How would I address it? Listen first, then reply. It is no secret that this would be my first experience on a school board, but this is not my first experience dealing with these issues. Most organizations face the same dilemma. If you listen, you will learn why groups have misalignment. Once you understand the views, you can help bridge the gaps. That gap is bridged with transparency, education, empathy and accountability. If we cannot see where someone is coming from, we cannot bridge gaps. My commitment is to ensure that the residents of Zone 3 voices are heard, the children (of all backgrounds) have an advocate and the teachers are empowered to do what they do best; teach! Let’s bring understanding to how the money is being spent, ensure the impact is realized and if we need more investment, we align and support it. At the end of the day, most people agree that we need to provide a high-quality education. As long as we stay focused on that principle, we can align most people to achieve the goal! Lastly, let’s ensure that politics does not impact children.

Question 3: What does WCS do well?

The things that WCS does well is both broad and deep! It is easy to point to school performance in terms of graduation rates, test scores and the like. We all know that scratches the surface on what this district does well. It is the teacher that met my daughter where she was, as she entered kindergarten for the first time. She was sad, lots of tears and dad was a mess. That teacher took the time to let me know she was doing OK as the day progressed. It is the teacher who takes a vested interest in my daughter, who uses a prosthetic leg, and ensured she was included, engaged and supported. It is the cafeteria employee who opens a milk carton and the SRO who loves our children as their own. The coaches who push, because they see potential and the educators who invest their time in Student Council. We love WCS, live here because of the schools and want to see the greatness continue. They accomplish so much, with the money available.

Question 4: What does WCS need to do better?

A few things that rise to the top of the list, compiled from feedback that I hear, is:

• Communication: Who, what, when, why, where and HOW.

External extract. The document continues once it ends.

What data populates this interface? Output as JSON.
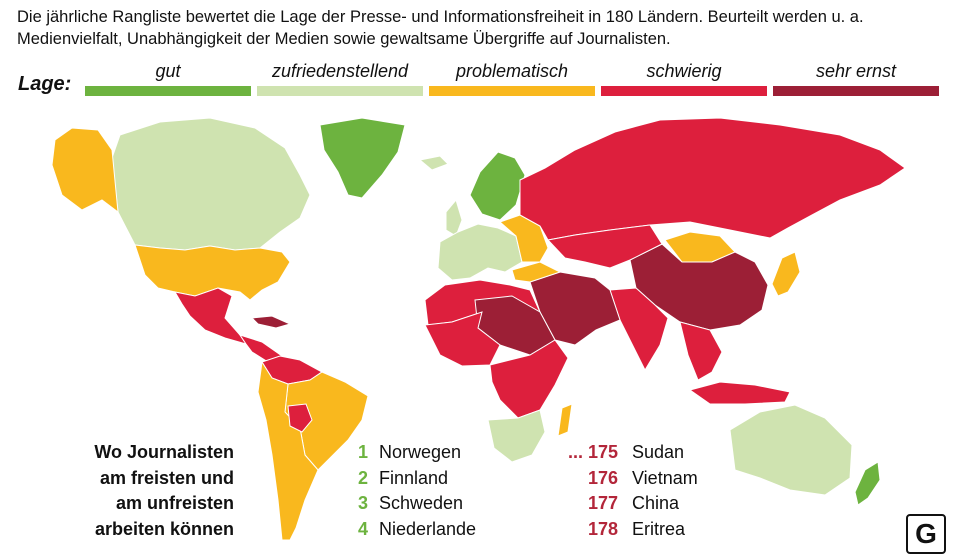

• Transparency: Why are we doing things the way we are? How is the money spent? How much of our spend is required by law, dealing with complexity, etc. vs. how much is discretionary?

• Consistency: As an example, IEPs are complex. Some people love the process and others loathe it. Consistency here would help a ton.

• Active Listening: The schools do a great job of asking for parents feedback. Let’s ensure we HEAR what they said, respond, share data and explain the decisions.

• Strategy: We have a 2024 strategy in place. Let’s rally the community by sharing the goals, progress made, etc.

• Teacher/Support team compensation: As one of the wealthiest counties in the state, our teachers should not be under compensated! Several counties surrounding the Metro pay more than we do, with a lower cost of living!